While our trial was conducted in a large system with diverse facilities and participants, conclusions about generalizability require additional research. Not all health systems have an incentive to facilitate communications between PCPs and specialists. However, COVID-19 has rapidly increased the importance of remote communication, and recently introduced Medicare benefits make eConsults more accessible as a means to improve care coordination,37 increasing the potential impact. This intervention may require adaptation in other health systems to ensure rating instruments and rating processes are consistent with institutional culture and goals. Environments with different status relationships among specialists might impact the perceived credibility and impact of ratings — for example, a senior surgeon may not consider a junior co-specialist a “peer” in all settings. As with other process-based measures of clinical quality, patient outcomes may be difficult to attribute to observed improvements. Additionally, by design, some of the specialists in the “No Feedback” arm performed some ratings; this might have attenuated the observed effect size. To our knowledge, this is the first time peer rating and feedback have been used to evaluate and improve specialist communication. Because our study involved specialist peer ratings, having the referring PCPs rate the eConsults with a parallel feedback intervention might be an important area for comparative research. Finally, face-to-face visit as a proxy for outcomes does not fully capture the extent to which eConsult outcomes are dependent on cases, specialists, and specialty. While our analysis controls for temporal trends and random effects at both specialty and specialist level (both significant), the cluster-randomized design did not generate balanced allocation of specialties across arms—we cannot completely rule out unobserved confounders at specialist and specialty levels.

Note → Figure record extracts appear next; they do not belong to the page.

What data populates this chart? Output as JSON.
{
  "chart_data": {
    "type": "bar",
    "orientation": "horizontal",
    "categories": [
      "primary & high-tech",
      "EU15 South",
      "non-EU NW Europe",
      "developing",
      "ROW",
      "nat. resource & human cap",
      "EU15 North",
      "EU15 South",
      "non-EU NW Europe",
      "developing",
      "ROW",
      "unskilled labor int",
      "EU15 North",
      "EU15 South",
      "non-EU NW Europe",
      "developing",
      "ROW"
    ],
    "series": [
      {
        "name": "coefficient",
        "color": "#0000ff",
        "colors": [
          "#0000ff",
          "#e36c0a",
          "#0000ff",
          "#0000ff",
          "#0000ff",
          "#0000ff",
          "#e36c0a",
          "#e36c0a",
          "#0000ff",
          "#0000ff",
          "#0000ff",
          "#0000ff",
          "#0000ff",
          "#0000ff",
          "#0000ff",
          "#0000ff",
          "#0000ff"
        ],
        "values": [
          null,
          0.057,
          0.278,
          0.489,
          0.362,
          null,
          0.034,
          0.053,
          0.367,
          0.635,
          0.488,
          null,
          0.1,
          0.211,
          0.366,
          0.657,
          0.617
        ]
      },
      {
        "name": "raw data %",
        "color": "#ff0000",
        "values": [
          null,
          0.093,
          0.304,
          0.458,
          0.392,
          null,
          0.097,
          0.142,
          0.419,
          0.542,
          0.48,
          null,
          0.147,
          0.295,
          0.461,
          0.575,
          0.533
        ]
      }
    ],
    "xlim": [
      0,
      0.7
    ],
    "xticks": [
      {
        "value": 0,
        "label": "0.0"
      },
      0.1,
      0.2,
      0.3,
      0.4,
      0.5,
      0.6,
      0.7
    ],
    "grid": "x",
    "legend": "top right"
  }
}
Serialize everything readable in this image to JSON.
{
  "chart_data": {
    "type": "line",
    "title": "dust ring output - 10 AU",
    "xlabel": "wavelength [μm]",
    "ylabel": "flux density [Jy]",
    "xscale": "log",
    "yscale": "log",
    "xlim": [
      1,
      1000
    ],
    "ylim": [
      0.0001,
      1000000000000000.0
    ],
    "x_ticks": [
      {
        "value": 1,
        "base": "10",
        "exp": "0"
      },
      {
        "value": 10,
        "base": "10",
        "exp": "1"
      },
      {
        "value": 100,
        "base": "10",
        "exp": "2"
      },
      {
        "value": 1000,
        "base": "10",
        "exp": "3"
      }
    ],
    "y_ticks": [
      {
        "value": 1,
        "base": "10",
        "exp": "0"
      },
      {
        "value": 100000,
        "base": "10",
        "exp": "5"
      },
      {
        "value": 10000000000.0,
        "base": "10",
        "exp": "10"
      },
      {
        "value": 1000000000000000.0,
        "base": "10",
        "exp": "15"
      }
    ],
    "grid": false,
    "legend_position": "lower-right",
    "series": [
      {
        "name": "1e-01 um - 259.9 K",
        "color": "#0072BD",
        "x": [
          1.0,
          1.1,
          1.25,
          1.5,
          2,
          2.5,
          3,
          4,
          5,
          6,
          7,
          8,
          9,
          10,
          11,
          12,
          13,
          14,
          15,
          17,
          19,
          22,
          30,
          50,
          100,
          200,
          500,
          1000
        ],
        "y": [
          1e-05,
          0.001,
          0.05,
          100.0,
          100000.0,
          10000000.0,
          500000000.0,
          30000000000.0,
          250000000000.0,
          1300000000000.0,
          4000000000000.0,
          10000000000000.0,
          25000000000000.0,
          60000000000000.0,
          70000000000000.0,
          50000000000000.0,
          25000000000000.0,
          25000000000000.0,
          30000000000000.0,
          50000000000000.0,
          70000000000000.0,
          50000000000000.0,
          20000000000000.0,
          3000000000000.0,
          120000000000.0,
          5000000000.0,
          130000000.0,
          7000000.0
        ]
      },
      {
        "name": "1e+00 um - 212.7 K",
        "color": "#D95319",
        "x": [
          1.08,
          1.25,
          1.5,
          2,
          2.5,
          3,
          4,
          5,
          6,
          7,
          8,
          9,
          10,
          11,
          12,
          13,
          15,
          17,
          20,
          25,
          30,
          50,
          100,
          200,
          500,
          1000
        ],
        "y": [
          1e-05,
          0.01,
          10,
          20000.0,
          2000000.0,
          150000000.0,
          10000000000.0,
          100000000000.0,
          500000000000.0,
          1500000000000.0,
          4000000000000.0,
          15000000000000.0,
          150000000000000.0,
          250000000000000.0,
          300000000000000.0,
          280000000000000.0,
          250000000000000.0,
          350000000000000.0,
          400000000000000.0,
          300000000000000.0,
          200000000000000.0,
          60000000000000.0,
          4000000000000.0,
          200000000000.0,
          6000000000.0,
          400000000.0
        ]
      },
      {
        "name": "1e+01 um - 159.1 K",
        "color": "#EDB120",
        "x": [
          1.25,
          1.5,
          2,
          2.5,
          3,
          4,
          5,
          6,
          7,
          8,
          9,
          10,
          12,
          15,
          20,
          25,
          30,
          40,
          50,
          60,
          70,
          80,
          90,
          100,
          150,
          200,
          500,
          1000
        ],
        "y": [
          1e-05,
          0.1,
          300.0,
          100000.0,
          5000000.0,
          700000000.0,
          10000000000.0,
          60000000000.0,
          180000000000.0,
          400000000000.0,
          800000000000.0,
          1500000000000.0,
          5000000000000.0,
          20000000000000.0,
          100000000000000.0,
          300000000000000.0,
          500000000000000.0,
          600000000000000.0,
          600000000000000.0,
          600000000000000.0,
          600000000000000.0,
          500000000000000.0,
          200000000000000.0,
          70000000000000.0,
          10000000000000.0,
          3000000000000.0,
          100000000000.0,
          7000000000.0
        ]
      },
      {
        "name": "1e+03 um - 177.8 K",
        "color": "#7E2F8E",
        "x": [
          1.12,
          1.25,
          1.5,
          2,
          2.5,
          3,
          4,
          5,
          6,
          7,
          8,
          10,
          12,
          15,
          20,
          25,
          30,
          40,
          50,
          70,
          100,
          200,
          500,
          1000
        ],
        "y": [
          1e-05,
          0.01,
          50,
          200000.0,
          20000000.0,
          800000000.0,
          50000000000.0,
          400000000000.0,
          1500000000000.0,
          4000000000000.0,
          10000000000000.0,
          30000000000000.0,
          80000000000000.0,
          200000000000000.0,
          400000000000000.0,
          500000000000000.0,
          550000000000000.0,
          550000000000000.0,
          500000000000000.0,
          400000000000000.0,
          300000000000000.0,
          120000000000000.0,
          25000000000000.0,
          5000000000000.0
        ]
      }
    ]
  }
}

Adding responsibility for rating to already demanding specialist practices workload might meet resistance; scaling and standardizing this model may be challenging. Given the expense of specialist’s time, costs of participation in rating should be balanced against the short- and long-term values. Differences between raters in the same specialty may suggest that time devoted to calibration is required. While this approach is far less costly than previous intraprofessional training programs,18 the cost-effectiveness of the rating system we tested is unknown. Larger-scale studies may be needed to determine under what circumstances these interventions are comparatively cost-effective at a system and societal level.

Our study predates the pandemic, when virtually all specialty visits were in person. Trends show that specialists did not adopt telehealth at comparable rates to PCPs in 2020, and have more quickly resumed in-person practice to near-2019 levels.38,39 Reducing referrals will continue to be an important way to limit in-person contact, and eConsult service providers have developed resources for optimizing use of eConsults for this purpose.40 Additional research is needed to understand impact on specialist visit referrals across modalities, including how best to tailor selection of in-person vs. eConsult.

CONCLUSIONS

Using peer ratings, the quality of specialists’ eConsults can be measured and improved by informing specialists of their performance compared to their top-performing colleagues.